La
historia se desarrolla muchos años atrás en la zona de Maroñas, cuando
aún no se soñaba con reformar el lugar y el siglo abandonaba
impertérrito sus primeras décadas.
Cuatro amigos vuelven a pie de un
cumpleaños, muy tarde en una noche fría, cuando se topan con la parte
posterior del complejo de Maroñas. Cansados, deciden acortar camino
saltando el muro y atravesando las instalaciones del hipódromo.
Al
avanzar en el camino, la noche comenzó a cerrarse lentamente sobre
ellos. Aunque la luna brillaba, las sombras de las añejas instalaciones
se alargaban y creaban conos de sombra y figuras fantasmales,
entremezclándose con una niebla espesa que hacía difícil cualquier tipo
de orientación.
Detrás de esa inmensa nada generada por las sombras y
la niebla, oyen un ruido amortiguado y lejano. Intermitentemente, el
sonido crecía de intensidad, asemejando unos cascos de caballos.

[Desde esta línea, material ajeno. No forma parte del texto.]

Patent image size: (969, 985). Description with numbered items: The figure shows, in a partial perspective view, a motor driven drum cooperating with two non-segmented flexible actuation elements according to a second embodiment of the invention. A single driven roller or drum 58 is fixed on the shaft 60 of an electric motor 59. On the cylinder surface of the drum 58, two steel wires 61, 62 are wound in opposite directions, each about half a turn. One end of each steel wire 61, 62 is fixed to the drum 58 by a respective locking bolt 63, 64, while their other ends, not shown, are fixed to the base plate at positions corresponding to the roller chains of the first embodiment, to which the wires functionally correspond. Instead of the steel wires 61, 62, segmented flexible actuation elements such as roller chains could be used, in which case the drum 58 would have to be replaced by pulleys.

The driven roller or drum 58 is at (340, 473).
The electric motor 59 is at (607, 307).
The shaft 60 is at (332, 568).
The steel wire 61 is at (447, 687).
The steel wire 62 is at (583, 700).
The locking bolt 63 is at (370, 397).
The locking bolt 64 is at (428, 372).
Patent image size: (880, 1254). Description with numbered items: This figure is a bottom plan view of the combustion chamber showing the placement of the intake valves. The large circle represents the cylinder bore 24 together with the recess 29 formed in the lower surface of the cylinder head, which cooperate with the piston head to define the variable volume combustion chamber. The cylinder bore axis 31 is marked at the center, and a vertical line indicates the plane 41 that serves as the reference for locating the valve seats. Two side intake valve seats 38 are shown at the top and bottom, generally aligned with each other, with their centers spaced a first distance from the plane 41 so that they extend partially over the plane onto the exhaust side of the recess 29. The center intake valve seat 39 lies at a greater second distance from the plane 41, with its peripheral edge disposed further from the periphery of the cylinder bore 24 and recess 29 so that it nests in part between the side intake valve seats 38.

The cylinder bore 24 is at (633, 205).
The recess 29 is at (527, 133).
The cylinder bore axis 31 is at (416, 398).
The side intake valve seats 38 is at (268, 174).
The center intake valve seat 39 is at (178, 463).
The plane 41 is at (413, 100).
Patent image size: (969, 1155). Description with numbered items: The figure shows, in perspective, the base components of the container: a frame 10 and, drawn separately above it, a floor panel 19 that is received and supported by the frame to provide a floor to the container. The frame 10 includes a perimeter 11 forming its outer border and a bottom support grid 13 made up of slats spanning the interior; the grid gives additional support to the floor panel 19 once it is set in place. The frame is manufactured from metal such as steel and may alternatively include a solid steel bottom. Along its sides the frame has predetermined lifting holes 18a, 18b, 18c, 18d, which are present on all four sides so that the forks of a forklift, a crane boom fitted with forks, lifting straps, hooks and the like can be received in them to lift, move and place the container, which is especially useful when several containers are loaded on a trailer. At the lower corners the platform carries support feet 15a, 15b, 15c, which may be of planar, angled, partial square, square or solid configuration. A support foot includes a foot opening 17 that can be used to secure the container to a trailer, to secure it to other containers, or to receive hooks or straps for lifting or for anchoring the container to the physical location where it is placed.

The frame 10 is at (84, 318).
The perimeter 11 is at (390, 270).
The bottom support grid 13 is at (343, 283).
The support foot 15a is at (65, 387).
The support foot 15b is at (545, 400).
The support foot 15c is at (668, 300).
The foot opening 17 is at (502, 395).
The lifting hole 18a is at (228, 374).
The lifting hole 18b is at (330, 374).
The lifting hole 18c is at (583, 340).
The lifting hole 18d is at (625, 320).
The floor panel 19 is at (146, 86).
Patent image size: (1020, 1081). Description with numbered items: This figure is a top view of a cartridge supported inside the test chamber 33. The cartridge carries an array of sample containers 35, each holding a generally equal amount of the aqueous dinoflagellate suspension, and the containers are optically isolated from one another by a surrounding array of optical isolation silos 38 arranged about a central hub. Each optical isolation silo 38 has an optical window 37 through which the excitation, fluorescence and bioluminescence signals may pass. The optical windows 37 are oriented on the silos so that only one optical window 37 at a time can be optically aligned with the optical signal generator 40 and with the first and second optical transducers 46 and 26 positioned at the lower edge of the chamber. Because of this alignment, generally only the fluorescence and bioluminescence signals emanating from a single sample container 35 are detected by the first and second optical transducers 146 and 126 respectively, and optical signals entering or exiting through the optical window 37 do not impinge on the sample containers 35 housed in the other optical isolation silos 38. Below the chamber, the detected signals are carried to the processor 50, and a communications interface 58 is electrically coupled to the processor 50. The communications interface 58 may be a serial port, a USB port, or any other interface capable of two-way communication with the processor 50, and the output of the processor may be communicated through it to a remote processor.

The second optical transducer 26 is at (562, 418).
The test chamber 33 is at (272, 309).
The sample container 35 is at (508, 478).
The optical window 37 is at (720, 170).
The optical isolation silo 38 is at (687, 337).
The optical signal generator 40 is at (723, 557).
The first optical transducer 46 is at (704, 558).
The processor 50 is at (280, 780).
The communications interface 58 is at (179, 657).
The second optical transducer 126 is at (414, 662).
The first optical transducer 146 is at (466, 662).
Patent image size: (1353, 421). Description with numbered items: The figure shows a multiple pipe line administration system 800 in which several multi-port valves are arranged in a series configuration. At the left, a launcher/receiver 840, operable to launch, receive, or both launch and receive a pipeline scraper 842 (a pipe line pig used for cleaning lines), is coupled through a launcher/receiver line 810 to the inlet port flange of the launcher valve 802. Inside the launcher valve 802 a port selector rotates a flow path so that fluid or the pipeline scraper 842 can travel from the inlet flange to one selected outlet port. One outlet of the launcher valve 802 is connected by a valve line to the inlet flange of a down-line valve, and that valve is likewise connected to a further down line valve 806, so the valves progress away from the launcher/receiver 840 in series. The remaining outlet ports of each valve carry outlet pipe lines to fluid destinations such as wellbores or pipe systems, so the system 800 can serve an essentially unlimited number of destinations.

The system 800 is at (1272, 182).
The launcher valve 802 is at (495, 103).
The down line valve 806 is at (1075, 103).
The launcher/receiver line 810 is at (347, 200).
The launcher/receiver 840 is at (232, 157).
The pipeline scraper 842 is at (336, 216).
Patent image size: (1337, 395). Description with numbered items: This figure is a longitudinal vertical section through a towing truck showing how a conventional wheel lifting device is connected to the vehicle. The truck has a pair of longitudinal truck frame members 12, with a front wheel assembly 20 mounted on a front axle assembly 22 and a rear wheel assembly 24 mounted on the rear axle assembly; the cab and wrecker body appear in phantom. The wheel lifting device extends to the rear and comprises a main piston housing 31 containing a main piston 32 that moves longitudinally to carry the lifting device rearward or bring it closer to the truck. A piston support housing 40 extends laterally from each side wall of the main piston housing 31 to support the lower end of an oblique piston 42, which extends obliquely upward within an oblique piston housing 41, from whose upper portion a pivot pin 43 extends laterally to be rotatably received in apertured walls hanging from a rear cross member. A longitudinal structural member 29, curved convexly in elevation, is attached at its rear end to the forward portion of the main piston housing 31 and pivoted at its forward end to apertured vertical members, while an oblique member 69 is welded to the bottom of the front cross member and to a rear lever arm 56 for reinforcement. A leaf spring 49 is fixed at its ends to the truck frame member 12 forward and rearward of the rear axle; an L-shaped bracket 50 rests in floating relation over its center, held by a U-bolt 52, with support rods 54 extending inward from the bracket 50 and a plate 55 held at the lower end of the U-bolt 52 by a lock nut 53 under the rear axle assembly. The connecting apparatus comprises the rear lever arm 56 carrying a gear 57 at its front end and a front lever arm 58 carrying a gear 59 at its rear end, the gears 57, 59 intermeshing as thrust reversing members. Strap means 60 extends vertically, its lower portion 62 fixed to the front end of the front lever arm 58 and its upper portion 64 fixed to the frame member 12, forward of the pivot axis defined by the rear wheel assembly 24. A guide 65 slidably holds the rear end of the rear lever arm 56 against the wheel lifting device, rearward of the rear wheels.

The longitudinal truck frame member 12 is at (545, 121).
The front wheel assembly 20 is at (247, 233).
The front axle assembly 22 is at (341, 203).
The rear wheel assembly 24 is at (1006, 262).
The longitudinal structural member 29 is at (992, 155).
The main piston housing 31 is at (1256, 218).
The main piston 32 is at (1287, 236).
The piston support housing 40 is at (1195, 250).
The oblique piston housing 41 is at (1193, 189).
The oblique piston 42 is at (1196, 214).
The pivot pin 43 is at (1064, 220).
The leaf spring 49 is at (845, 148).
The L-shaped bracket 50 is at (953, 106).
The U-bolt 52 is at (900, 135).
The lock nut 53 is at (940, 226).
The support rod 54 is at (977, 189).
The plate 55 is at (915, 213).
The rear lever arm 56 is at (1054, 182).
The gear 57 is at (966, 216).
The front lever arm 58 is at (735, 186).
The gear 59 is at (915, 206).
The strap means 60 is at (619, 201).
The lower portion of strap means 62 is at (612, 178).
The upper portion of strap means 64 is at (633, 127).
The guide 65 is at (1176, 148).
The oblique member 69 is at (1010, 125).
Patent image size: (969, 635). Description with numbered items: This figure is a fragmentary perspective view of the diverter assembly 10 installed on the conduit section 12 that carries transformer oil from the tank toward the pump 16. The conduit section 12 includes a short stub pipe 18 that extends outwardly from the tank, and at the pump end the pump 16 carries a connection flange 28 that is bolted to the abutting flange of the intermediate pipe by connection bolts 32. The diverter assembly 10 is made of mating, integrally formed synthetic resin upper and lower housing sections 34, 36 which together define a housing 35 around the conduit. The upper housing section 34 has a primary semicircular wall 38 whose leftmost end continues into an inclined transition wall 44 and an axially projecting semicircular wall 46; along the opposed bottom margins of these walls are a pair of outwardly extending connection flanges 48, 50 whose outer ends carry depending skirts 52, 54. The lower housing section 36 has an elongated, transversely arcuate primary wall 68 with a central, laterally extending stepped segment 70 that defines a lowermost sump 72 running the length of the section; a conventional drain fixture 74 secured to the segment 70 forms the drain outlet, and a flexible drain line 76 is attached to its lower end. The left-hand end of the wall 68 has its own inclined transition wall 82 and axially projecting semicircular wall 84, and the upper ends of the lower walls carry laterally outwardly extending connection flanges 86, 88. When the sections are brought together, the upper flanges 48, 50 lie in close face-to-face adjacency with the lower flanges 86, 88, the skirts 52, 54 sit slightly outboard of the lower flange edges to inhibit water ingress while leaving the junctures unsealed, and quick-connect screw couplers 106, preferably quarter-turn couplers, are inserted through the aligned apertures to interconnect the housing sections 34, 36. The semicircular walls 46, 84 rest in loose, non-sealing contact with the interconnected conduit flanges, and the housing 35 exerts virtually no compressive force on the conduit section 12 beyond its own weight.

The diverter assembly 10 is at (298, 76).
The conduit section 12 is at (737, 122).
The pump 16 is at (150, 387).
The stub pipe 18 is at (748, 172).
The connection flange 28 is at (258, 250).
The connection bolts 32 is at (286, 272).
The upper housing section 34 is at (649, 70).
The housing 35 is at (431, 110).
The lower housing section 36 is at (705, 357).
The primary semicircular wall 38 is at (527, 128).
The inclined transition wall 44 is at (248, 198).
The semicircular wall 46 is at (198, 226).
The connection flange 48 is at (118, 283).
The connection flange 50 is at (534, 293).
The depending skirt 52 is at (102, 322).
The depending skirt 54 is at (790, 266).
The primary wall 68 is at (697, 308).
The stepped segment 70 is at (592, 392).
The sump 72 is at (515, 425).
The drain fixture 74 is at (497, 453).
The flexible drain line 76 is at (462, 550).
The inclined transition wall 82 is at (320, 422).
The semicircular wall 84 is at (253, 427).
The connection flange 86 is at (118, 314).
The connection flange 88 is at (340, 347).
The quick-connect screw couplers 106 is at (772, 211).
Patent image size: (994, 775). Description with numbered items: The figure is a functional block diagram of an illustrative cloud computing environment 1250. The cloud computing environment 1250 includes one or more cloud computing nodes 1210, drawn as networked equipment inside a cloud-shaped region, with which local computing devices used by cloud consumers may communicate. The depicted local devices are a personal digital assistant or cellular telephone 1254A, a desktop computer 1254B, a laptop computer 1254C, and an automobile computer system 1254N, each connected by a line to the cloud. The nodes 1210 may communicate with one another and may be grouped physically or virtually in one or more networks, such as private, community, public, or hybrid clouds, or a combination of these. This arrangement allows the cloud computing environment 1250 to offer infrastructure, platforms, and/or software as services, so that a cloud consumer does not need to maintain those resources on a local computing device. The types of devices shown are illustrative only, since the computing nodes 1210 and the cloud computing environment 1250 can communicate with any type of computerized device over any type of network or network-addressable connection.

Después
de cada silencio súbito, reaparecía lo que ahora era un inequívoco
galope, cada vez más fuerte.
Los cuatro amigos, asustados,
advirtieron en voz alta al presunto jinete, pero cada vez que alzaban la
voz el ruido callaba y surgía en otro lado. De improviso, un espantoso
relinchar les heló la sangre, proveniente de un lugar indeterminado y
cercano entre los jirones de niebla. El susto fue tan grande que
treparon el muro más cercano con la facilidad de medallistas olímpicos, huyendo del hipódromo.
En
la calma de sus hogares, dos de los amigos, avergonzados por su pánico
irracional y atribuyéndolo a la borrachera de la fiesta, deciden
investigar a fondo lo sucedido. Tres noches más tarde juntan el valor para volver a cruzar el muro a la misma hora y comprobar con sus sentidos lo que realmente sucede allí.
Al
principio, la calma que reina en Maroñas en aquella noche invernal y
neblinosa parece darles la razón, pero un tiempo después vuelve a surgir
aquel sordo golpeteo de las
herraduras. Esta vez, sin embargo, el ruido creció en violencia e
intensidad a un ritmo casi demoníaco. Los cascos de caballos se
multiplicaban por todas partes y relinchos salvajes lastimaban los
oídos, tan cerca que uno creía posible tocar los caballos y sentir el
viento provocado por sus cuerpos. Enloquecidos de miedo, los dos
compañeros no atinan a otra cosa que correr desesperadamente sin rumbo
alguno, perdiéndose en su camino.
En el colmo de su horror, ciegos
por el terror y la noche hermética se topan en el camino con una figura
enjuta, que resulta ser el anciano vigilante del lugar. Amablemente, el
sereno los tranquiliza y les pregunta
qué sucede. Al escuchar la historia poca es la sorpresa del viejo,
quien confiesa que ha escuchado los sonidos de los animales innumerables
veces a lo largo de los años. Ante su estupor, el anciano narra que se
trata de las almas de los caballos que eran gravemente lesionados en las
carreras y posteriormente sacrificados por los peones, que los ahogaban
en una piscina que ya no existe.
En la noches oscuras, las almas de
los equinos reiniciaban la interminable carrera en la que sus cuerpos
habían hallado finalmente la muerte.